Der aus dem Ortenaukreis vorhandene, langjährige Bedarf kann somit im Frauenhausnicht einmal zur Hälfte gedeckt werden. Das ist die eigentliche sozialpolitische Herausforderung, um die sich der Ortenaukreis kümmern muss.

Zusätzlich mussten in diesen fünf Jahren 89 Anfragen pro Jahr von außerhalb des Kreises negativ beschieden werden. Letztlich konnten von allen Anfragen somit nur rund ein Viertel positiv beantwortet werden.

Dennoch sollen die Anfragen von außerhalb des Kreises im Moment nicht im Zentrum unserer Überlegungen stehen, auch weil sinnvollerweise für Frauen, die einen Platz im Frauenhaus benötigen, Mehrfachanfragen gestartet werden. Der generelle Bedarf von Frauenhausplätzen darf und sollte am kreiseigenen Bedarf orientiert werden, auch wenn in der Praxis sowohl Unterbringungen auswärts als auch von auswärtigen Frauen in den meisten Frauenhäusern in Baden-Württemberg üblich und sinnvoll sind. Dieser kreisübergreifende Bedarf sollte sich idealerweise ausgleichen, kann aber sinnvollerweise bei Kapazitätsüberlegungen keine vorrangige Rolle spielen.

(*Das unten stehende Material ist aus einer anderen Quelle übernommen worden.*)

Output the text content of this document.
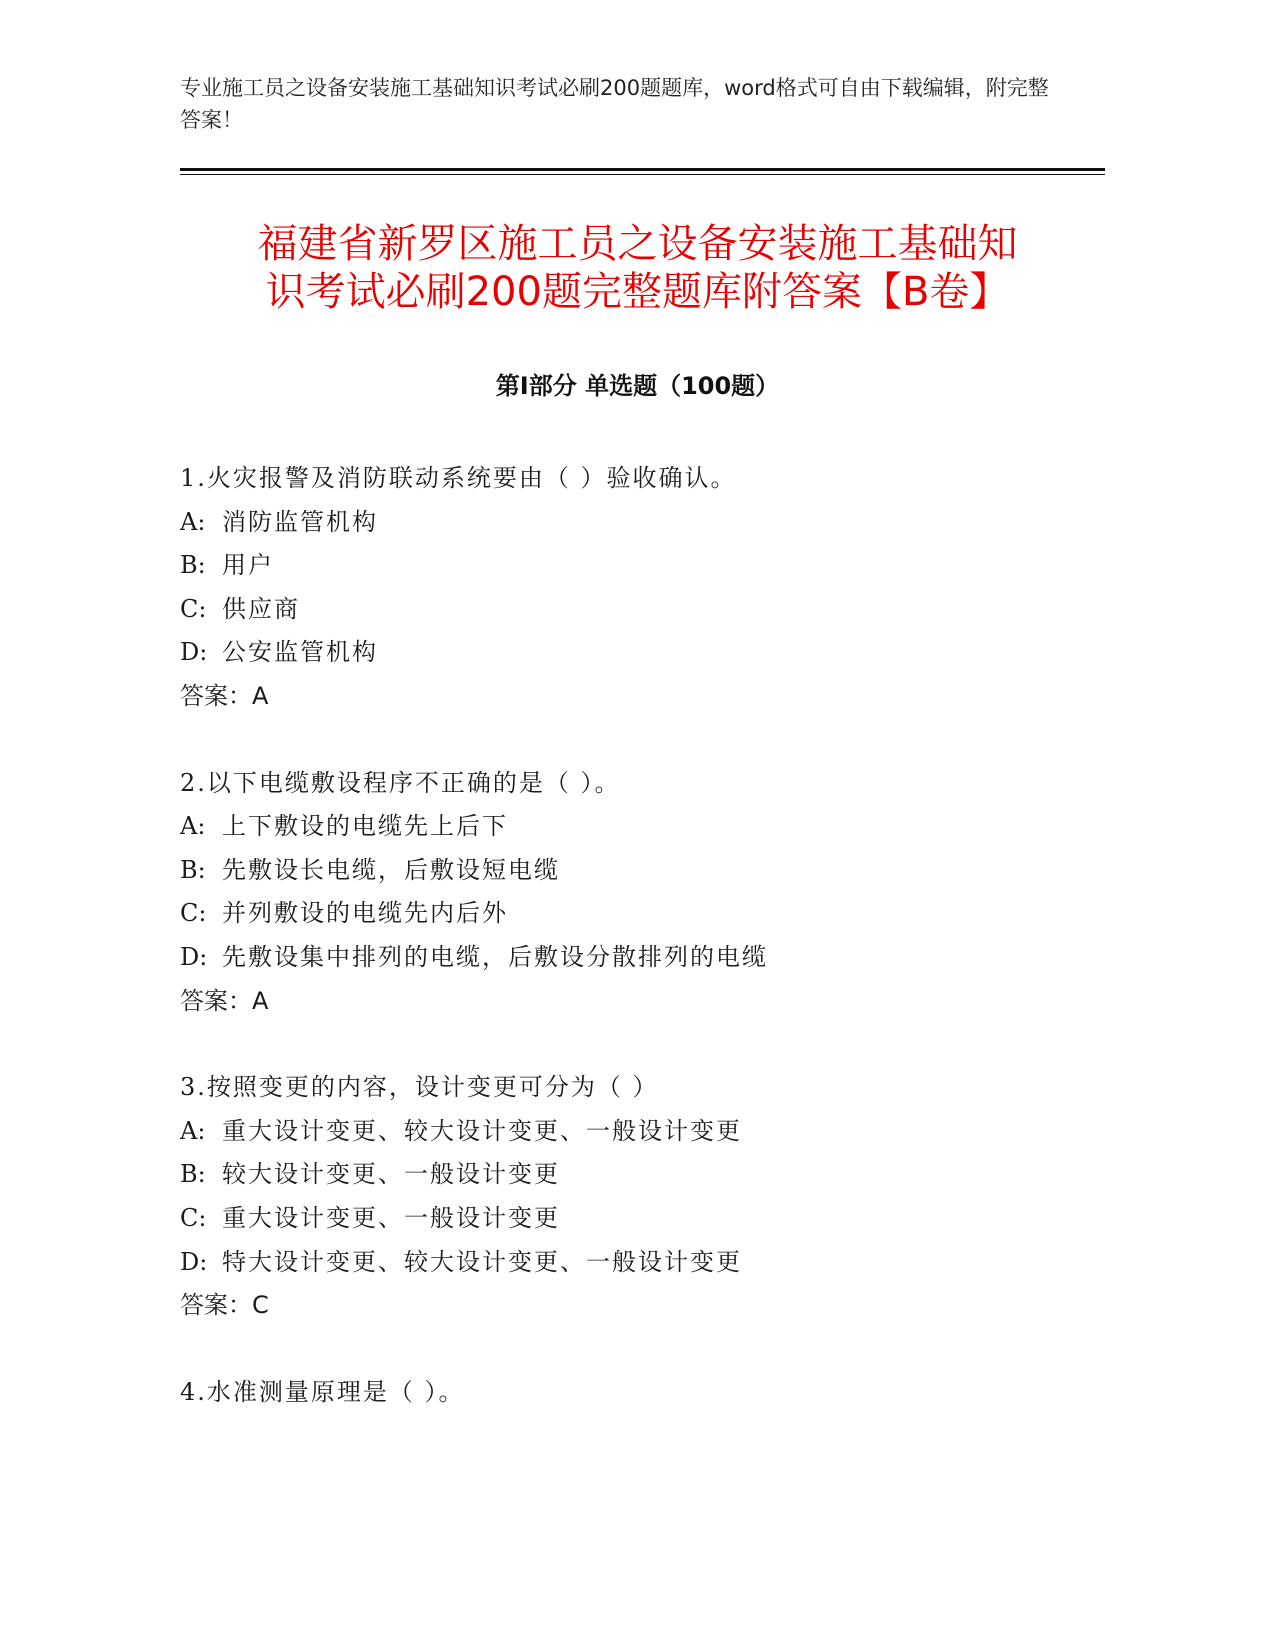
专业施工员之设备安装施工基础知识考试必刷200题题库，word格式可自由下载编辑，附完整答案！
福建省新罗区施工员之设备安装施工基础知
识考试必刷200题完整题库附答案【B卷】
第Ⅰ部分 单选题（100题）
1.火灾报警及消防联动系统要由（ ）验收确认。
A: 消防监管机构
B: 用户
C: 供应商
D: 公安监管机构
答案：A
2.以下电缆敷设程序不正确的是（ ）。
A: 上下敷设的电缆先上后下
B: 先敷设长电缆，后敷设短电缆
C: 并列敷设的电缆先内后外
D: 先敷设集中排列的电缆，后敷设分散排列的电缆
答案：A
3.按照变更的内容，设计变更可分为（ ）
A: 重大设计变更、较大设计变更、一般设计变更
B: 较大设计变更、一般设计变更
C: 重大设计变更、一般设计变更
D: 特大设计变更、较大设计变更、一般设计变更
答案：C
4.水准测量原理是（ ）。
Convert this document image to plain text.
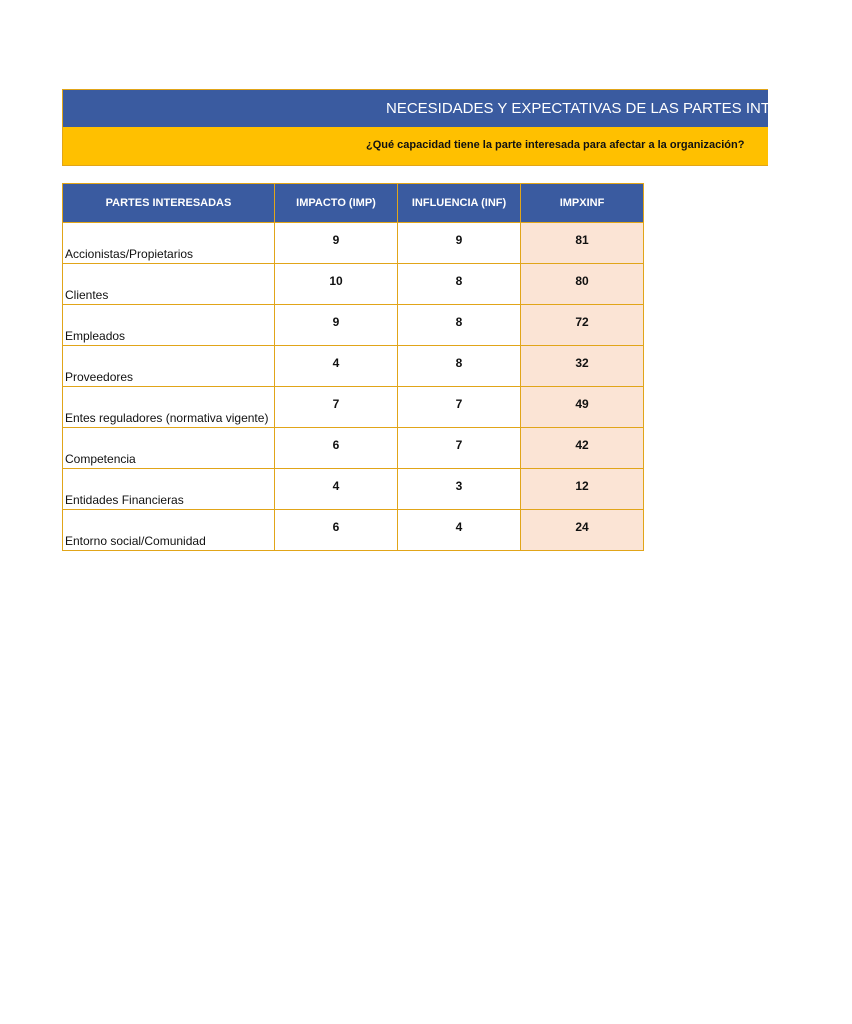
NECESIDADES Y EXPECTATIVAS DE LAS PARTES INTERESADAS
¿Qué capacidad tiene la parte interesada para afectar a la organización?
PARTES INTERESADAS	IMPACTO (IMP)	INFLUENCIA (INF)	IMPXINF
Accionistas/Propietarios	9	9	81
Clientes	10	8	80
Empleados	9	8	72
Proveedores	4	8	32
Entes reguladores (normativa vigente)	7	7	49
Competencia	6	7	42
Entidades Financieras	4	3	12
Entorno social/Comunidad	6	4	24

Deshalb sei unterstrichen, dieser Antrag befasst sich mit dem originären Ortenauer Bedarf von Frauen in Not.

Die Antragsteller halten die weitere Hinnahme einer nachhaltigen Angebotslücke für Frauen in Not nicht mehr für tragbar. Eine sorgfältige Bedarfsbetrachtung kommt zu dem Ergebnis, dass die Frauenhausplätze (und die dazu gehörigen Kinderplätze) im Ortenaukreis zeitnah verdoppelt werden müssen. Wir wissen, dass der Verein Frauen helfen Frauen Ortenau organisatorisch und fachlich mittlerweile so gut aufgestellt ist, dass er auch eine solche erweiterte Aufgabe bewältigen kann.

Dabei hat die Frage, wo im Ortenaukreis eine zweite Zufluchtsstätte für Frauen in Not geschaffen wird, zuerst einmal keine vorrangige Bedeutung. Frauenhausarbeit ist in der Regel eben nicht wohnortnah, allerdings müssen Behörden, Kindergärten, Schulen und die sonstige Infrastruktur gut erreichbar sein, deshalb bieten sich die größeren Städte im Ortenaukreis vorrangig an.

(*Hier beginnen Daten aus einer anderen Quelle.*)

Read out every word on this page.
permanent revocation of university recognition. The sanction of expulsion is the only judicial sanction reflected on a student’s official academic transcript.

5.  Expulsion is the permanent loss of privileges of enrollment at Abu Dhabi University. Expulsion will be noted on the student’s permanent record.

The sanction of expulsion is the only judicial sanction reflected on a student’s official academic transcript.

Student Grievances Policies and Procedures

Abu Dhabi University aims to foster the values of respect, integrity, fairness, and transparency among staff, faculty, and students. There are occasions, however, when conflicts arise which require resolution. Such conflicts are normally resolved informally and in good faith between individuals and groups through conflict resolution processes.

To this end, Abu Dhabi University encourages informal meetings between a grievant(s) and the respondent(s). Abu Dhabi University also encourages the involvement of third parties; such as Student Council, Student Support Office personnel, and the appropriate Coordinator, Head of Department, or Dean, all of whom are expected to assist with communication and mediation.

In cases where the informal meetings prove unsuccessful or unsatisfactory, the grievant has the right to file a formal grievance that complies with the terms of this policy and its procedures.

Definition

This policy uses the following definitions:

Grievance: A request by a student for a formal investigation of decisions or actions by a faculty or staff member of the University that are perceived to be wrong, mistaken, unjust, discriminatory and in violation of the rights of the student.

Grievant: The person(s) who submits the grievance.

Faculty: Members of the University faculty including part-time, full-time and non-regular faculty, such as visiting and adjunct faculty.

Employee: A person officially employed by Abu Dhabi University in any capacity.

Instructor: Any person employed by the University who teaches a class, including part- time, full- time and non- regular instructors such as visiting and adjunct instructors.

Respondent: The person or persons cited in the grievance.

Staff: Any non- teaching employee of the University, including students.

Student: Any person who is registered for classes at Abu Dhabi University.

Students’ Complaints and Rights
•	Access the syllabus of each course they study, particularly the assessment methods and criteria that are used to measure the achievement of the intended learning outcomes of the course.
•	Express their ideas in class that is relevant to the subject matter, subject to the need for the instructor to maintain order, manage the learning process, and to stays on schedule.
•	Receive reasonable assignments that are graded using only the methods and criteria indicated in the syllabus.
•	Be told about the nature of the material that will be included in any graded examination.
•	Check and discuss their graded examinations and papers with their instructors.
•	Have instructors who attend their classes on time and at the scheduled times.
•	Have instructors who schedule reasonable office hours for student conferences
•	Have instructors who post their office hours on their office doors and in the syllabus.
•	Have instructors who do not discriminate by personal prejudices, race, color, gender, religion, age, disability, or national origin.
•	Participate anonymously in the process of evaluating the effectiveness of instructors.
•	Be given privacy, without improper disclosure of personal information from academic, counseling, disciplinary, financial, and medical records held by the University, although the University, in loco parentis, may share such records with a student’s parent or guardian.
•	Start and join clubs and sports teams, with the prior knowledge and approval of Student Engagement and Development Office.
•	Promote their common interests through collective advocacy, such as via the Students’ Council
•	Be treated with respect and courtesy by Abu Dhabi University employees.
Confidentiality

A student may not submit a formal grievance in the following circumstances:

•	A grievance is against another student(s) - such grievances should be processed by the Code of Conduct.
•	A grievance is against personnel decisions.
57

Der Vorstand des Frauenhauses beabsichtigt den heutigen Standort des Frauenhauses beizubehalten und am ehesten einen zweiten Standort an anderer Stelle zu eröffnen. Verstreute Einzelwohnungen haben sich aus inhaltlichen und organisatorischen Gründen eher nicht bewährt und sind auch deutlich personalintensiver. Die Zusammenarbeit mit kommunalen Wohnungsbauunternehmen oder Ortenauer Baugenossenschaften zur Errichtung eines zweiten Standortes kann sich der Verein sehr gut vorstellen.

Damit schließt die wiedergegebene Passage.